The thinking-process scratchpad is there to keep changes honest. Write down two or three observable undesirable effects (such as frequent rework or a long “hidden” queue), identify a suspected core cause (often a policy like batching or a scheduling rule), and draft a small “injection” to test. When a scenario looks attractive numerically, read the logic aloud with the team: “If we implement this injection, which specific UDEs disappear, and what negative consequences might we trigger?” TOC’s thinking tools help move organizations from debate to shared logic; using them with the scenario outputs prevents well-meaning teams from trading one bottleneck for another.

In everyday use, the buttons scaffold this workflow. “New” creates a fresh scenario so you can evaluate a new bundle of changes without overwriting your baseline. “Duplicate” clones the current configuration, allowing you to perform A/B edits and see precisely which piece moves the needle. “Clear” resets the inputs to defaults without erasing anything you’ve saved, which is handy for teaching or for starting over with a brand-new flow. “Export” and “Import” let you save and reload scenarios as JSON files so your operational huddles and planning meetings can share the same cases. And “Print/PDF” gives you an artifact to attach to a change ticket or a weekly improvement note so that your decisions are traceable.

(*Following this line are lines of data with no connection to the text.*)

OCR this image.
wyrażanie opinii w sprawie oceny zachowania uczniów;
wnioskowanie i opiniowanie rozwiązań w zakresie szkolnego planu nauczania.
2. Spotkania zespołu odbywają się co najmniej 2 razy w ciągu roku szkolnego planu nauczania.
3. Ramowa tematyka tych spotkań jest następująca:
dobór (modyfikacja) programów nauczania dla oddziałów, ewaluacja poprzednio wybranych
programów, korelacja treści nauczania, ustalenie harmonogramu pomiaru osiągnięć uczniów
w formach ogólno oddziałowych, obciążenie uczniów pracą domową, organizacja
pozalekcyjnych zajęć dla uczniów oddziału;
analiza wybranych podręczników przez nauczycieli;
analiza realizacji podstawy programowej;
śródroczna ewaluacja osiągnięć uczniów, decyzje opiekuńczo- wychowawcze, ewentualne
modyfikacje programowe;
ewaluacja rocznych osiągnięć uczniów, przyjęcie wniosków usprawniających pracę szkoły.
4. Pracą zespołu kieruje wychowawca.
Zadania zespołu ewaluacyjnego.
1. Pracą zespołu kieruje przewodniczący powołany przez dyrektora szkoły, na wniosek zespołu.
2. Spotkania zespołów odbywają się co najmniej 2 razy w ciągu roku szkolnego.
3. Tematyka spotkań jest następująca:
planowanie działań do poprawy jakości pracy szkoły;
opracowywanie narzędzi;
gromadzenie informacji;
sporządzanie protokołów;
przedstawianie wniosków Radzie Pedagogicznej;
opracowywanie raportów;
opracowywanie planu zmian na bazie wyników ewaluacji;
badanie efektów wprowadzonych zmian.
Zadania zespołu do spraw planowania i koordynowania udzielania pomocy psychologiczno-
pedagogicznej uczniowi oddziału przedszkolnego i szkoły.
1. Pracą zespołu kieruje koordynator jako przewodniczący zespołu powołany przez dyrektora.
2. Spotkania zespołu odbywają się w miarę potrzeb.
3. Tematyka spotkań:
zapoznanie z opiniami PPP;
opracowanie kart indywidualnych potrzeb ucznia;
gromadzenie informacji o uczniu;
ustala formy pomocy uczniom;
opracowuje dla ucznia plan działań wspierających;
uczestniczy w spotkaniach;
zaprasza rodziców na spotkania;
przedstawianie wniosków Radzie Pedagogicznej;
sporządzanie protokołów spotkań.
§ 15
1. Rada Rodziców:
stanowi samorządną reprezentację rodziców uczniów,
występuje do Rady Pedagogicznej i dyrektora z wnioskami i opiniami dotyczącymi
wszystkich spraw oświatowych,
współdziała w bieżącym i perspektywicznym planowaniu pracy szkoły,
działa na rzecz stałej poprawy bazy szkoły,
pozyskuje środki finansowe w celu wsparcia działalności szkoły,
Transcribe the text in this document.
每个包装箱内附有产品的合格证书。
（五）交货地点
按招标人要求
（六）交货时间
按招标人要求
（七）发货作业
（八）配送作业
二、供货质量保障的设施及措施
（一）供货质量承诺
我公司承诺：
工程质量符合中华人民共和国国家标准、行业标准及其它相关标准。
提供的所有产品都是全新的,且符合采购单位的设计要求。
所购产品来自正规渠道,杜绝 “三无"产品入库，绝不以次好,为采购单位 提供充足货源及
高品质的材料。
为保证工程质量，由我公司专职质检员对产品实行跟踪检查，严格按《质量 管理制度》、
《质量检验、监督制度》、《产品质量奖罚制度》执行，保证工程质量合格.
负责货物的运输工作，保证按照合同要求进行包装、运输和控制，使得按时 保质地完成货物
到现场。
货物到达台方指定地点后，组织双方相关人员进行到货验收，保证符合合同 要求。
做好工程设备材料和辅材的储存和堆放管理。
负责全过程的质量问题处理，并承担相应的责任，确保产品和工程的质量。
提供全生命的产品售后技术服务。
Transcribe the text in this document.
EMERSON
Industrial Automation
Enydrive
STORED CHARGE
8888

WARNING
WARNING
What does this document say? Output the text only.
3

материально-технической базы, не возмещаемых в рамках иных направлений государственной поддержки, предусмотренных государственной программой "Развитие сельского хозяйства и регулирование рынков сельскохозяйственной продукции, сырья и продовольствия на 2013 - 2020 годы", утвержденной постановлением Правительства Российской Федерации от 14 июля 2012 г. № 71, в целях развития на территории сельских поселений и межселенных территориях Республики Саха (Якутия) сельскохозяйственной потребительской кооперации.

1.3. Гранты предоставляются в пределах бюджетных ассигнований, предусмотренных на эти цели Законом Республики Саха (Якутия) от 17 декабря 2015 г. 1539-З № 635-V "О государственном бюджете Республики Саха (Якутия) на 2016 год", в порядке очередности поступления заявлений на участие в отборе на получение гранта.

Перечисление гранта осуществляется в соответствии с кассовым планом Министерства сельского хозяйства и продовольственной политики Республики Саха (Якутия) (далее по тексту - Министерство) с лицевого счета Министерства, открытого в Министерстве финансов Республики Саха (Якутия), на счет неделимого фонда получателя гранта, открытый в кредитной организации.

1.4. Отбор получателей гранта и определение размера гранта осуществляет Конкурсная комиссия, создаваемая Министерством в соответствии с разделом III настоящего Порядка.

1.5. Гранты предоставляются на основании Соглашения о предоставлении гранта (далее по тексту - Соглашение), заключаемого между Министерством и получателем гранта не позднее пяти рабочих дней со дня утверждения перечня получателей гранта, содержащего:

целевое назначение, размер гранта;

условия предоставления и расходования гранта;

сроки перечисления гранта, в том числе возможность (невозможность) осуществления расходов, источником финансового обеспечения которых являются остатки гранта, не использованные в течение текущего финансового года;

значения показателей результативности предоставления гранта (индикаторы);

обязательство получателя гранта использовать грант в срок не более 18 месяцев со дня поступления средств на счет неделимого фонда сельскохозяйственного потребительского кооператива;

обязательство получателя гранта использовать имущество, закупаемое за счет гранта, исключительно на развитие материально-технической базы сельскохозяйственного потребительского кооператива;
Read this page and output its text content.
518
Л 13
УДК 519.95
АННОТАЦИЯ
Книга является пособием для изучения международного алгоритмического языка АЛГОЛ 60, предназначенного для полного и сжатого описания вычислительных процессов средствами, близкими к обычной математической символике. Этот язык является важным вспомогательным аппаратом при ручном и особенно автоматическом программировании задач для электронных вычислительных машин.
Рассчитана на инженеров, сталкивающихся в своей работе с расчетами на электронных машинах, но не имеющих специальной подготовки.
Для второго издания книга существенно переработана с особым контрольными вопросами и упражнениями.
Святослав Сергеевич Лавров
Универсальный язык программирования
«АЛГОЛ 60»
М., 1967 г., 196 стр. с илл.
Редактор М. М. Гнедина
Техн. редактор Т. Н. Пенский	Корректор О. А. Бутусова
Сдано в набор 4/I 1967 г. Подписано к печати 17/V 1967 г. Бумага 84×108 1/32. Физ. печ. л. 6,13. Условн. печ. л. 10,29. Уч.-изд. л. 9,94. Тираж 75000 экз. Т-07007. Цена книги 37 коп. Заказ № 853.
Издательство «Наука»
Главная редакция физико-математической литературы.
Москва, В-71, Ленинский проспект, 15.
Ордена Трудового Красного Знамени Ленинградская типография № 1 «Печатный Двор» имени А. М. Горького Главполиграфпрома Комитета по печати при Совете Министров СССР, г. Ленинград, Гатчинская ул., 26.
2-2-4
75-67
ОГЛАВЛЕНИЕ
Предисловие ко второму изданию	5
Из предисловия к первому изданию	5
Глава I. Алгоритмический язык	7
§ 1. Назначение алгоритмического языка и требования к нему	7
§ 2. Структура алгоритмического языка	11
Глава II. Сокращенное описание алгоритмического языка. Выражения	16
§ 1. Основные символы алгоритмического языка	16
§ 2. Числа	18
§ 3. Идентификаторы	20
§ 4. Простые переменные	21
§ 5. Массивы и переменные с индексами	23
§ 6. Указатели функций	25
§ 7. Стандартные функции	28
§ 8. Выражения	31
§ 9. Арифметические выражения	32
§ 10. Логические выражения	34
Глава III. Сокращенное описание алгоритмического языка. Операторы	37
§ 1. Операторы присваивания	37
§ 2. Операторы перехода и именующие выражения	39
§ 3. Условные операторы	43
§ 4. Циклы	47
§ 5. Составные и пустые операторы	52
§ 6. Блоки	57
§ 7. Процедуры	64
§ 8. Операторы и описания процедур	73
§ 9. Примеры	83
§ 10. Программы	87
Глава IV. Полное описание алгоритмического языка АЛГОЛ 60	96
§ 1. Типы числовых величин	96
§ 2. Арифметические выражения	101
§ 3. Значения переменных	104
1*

So, what exactly does the dashboard “predict”? First, it calculates the expected daily completions (throughput units per day) based on the operating assumptions you enter or toggle in the scenario panel. This capacity-limited estimate, which considers the constraint’s rate, hours, effective OEE, and changeover loss, forecasts whether you’ll finish the day ahead of demand or fall short. Second, it computes Throughput (T) in dollars and Net (T−OE), providing an estimate of the direction and approximate size of the financial outcome linked to the flow configuration. Third, through the inventory proxy I (units), it indicates the likely direction of queue pressure: if I rises under a scenario, you can expect longer waits somewhere in the system; if I falls, you’re easing pressure. Fourth, the buffer gauge predicts the risk of constraint starvation or blockage during the day by showing how much of your protection has already been used; when it frequently turns red, the model effectively warns you that, even if the numbers suggest you “should” be okay, operational variability is currently surpassing your protections, and action is needed. Finally, the 14-day line provides a straight-line forecast of how your scenario affects completions in the near future, assuming no other factors (like demand mix or staffing hours) change; it is meant for quick comparative judgment rather than precise day-to-day predictions.

It is important to highlight what the dashboard does not claim to predict. It does not simulate minute-by-minute queues, nor does it model detailed patient-level routing or stochastic interruptions; the inventory and buffer indicators are intentionally simple because their purpose is managerial alignment around the constraint. In practice, this is often enough to generate significant gains: published reviews and case studies show that organizations following the five focusing steps, managing a visible buffer at the constraint, and assessing changes based on their effects on T, I, and OE, tend to see substantial improvements without complex algorithms. If you later need more precise predictions of waiting time distributions, you can complement this dashboard with a queueing approximation or discrete-event model; the TOC discipline you have already established will make these more detailed tools easier to calibrate and control.

In short, you use the dashboard to build a reliable baseline around the valid constraint, to test improvements in the correct order, exploit and subordinate first, then elevate, and to accept or reject scenarios by analyzing the joint movements in completions, Net (T−OE), buffer risk, and inventory pressure. These outputs aren’t crystal-ball forecasts; they are quick, constraint-focused predictions of direction and magnitude under specific assumptions. That combination, clear logic, immediate feedback, and disciplined sequencing of changes, is why TOC grew from a scheduling idea into a lasting management philosophy, and why a constraint-centric dashboard like this one is such a strong daily decision-making tool.